Sein Berserkertum war nur ein Rollenspiel: Keith Flint, Sänger der britischen Big-Beat-Band The Prodigy, ist mit 49 Jahren gestorben. Ein Nachruf
Fies, wie es schnarrt, tschackert und rumpelt. Aber böser noch klingt die Stimme des Sängers, der in dieses Gebretter aus Breakbeats und Ultrabässen herrische Sätze hineinplärrt: “I’m the trouble starter, punkin’ instigator/ I’m the fear addicted, a danger illustrated.” Wer Ärger haben will, der soll ihn haben, mit diesem Angsteinflößer, Arschaufreißer, Aasgeier.
Firestarter, so der Titel der Selbstbezichtigung, war der ultimative Hit der Big-Beat-Band The Prodigy. Nach seiner Veröffentlichung im März 1996 eroberte er den Spitzenplatz der britischen Charts und blieb über ein Jahr lang auf der Liste. Das Video zeigt, wie sich der Sänger Keith Flint in einem U-Bahn-Schacht für einen Zweikampf warm zu machen scheint. Wahrscheinlich hätte ein Blick des Mannes, dessen Markenzeichen seine Punkfrisur mit Teufelshörnern war, genügt, um jeden Zug zum Entgleisen zu bringen.
Zusammen mit den Chemical Brothers und Fatboy Slim gehörten The Prodigy zur zweiten Generation von Musikern, die Rock und Rave fusionierten. Was mit illegalen, von mobilen Soundsystemen beschallten Partys auf abgelegenen Wiesen begonnen hatte, brachten sie in die Rockstadien. Gegründet worden war die nach einem Moog-Synthesizer benannte Band vom Songwriter und Keyboarder Liam Howlet in der südenglischen Grafschaft Essex.

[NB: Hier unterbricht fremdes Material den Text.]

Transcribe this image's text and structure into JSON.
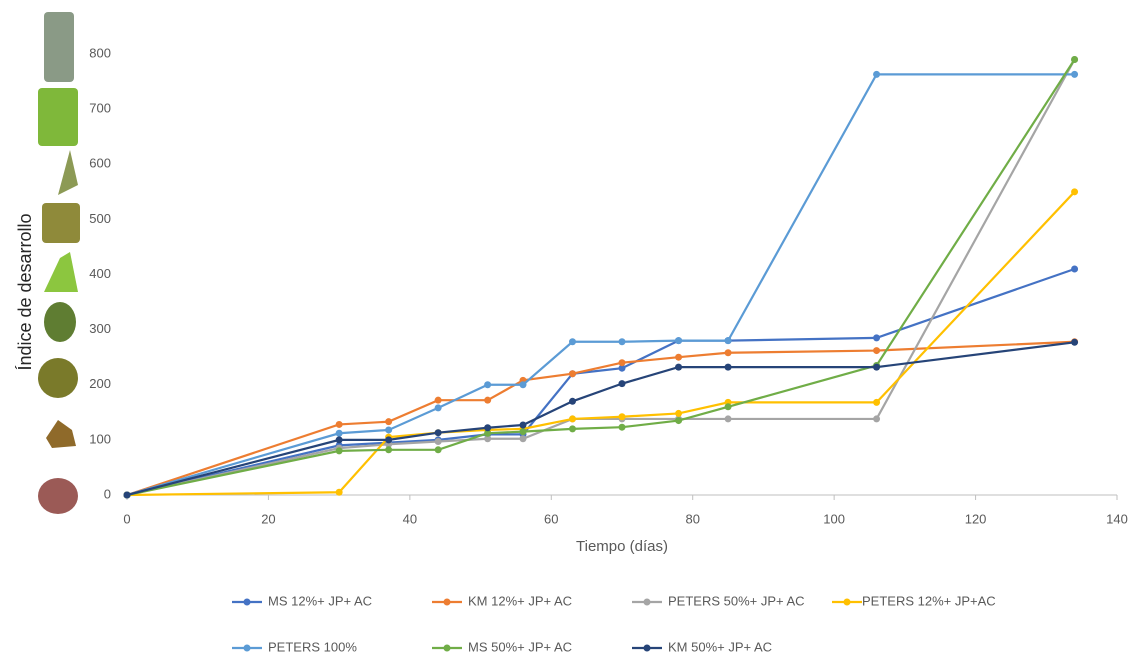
{
  "chart_data": {
    "type": "line",
    "x_label": "Tiempo (días)",
    "y_label": "Índice de desarrollo",
    "x": [
      0,
      30,
      37,
      44,
      51,
      56,
      63,
      70,
      78,
      85,
      106,
      134
    ],
    "series": [
      {
        "name": "MS 12%+ JP+ AC",
        "color": "#4472c4",
        "values": [
          0,
          90,
          95,
          100,
          110,
          110,
          220,
          230,
          280,
          280,
          285,
          410
        ]
      },
      {
        "name": "KM 12%+ JP+ AC",
        "color": "#ed7d31",
        "values": [
          0,
          128,
          133,
          172,
          172,
          208,
          220,
          240,
          250,
          258,
          262,
          278
        ]
      },
      {
        "name": "PETERS 50%+ JP+ AC",
        "color": "#a5a5a5",
        "values": [
          0,
          85,
          92,
          97,
          102,
          102,
          138,
          138,
          138,
          138,
          138,
          790
        ]
      },
      {
        "name": "PETERS 12%+ JP+AC",
        "color": "#ffc000",
        "values": [
          0,
          5,
          105,
          113,
          118,
          120,
          138,
          142,
          148,
          168,
          168,
          550
        ]
      },
      {
        "name": "PETERS 100%",
        "color": "#5b9bd5",
        "values": [
          0,
          112,
          118,
          158,
          200,
          200,
          278,
          278,
          280,
          280,
          763,
          763
        ]
      },
      {
        "name": "MS 50%+ JP+ AC",
        "color": "#70ad47",
        "values": [
          0,
          80,
          82,
          82,
          112,
          115,
          120,
          123,
          135,
          160,
          235,
          790
        ]
      },
      {
        "name": "KM 50%+ JP+ AC",
        "color": "#264478",
        "values": [
          0,
          100,
          100,
          113,
          122,
          127,
          170,
          202,
          232,
          232,
          232,
          277
        ]
      }
    ],
    "xlim": [
      0,
      140
    ],
    "xticks": [
      0,
      20,
      40,
      60,
      80,
      100,
      120,
      140
    ],
    "ylim": [
      0,
      800
    ],
    "yticks": [
      0,
      100,
      200,
      300,
      400,
      500,
      600,
      700,
      800
    ],
    "grid": false
  }
}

Keith Flint stieg 1990 in das Projekt ein, zunächst als Tänzer, seine Karriere als Sänger neben dem Rapper Maxim begann mit Firestarter. Ihr erster Live-Auftritt fand in London statt, danach nahmen The Prodigy ein Demo auf, das ihnen einen Vertrag mit dem Independent-Label XL Recordings verschaffte. Mit der dritten Single Everybody in the Place schafften sie es auf den zweiten Platz der britischen Hitparade, hinter Bohemian Rhapsody von Queen, das nach dem Tod von Freddie Mercury noch einmal herausgekommen war. The Prodigy – englisch für Wunder und Wunderkind – wurden zu einer der kommerziell erfolgreichsten elektronischen Formationen, sie verkauften weltweit rund 30 Millionen Tonträger.
Die Wut muss raus
Das Video zu Firestarter, für das der Sänger den Text geschrieben hatte, wurde von der BBC aus dem Programm geworfen, nachdem es in der Sendung Top of the Pops gelaufen war. Eltern hatten sich in Briefen darüber beschwert, dass es ihren Kindern Angst gemacht habe. In Wirklichkeit war das Berserkertum ein Rollenspiel. Flint, 1969 als Kind einer Mittelschichtsfamilie in Essex geboren, wurde als empfindsam und scheu beschrieben, er kochte gern und beobachtete Vögel. Die Wut sollte auf dem Dancefloor raus, das Heil lag im Funky Shit, so der Titel eines Tracks. Im November 2018 veröffentlichte die Band ihr siebtes Studioalbum No Tourists, wieder eine Nummer Eins in Großbritannien. Ein Konzert in der Berliner Max-Schmeling-Halle wurde von 11.000 Zuschauern besucht.
Zufrieden mit den Entwicklungen in der Popbranche war der Sänger trotzdem nicht. “Alles ist durchkommerzialisiert, es gibt keinen Underground mehr”, klagte er in einem Interview. “Als wir zu XL Recordings kamen, wollten sie gefährlich und aufregend werden, weil wir gefährlich und aufregend waren. Aber heute ist niemand mehr da, der gefährlich sein möchte.”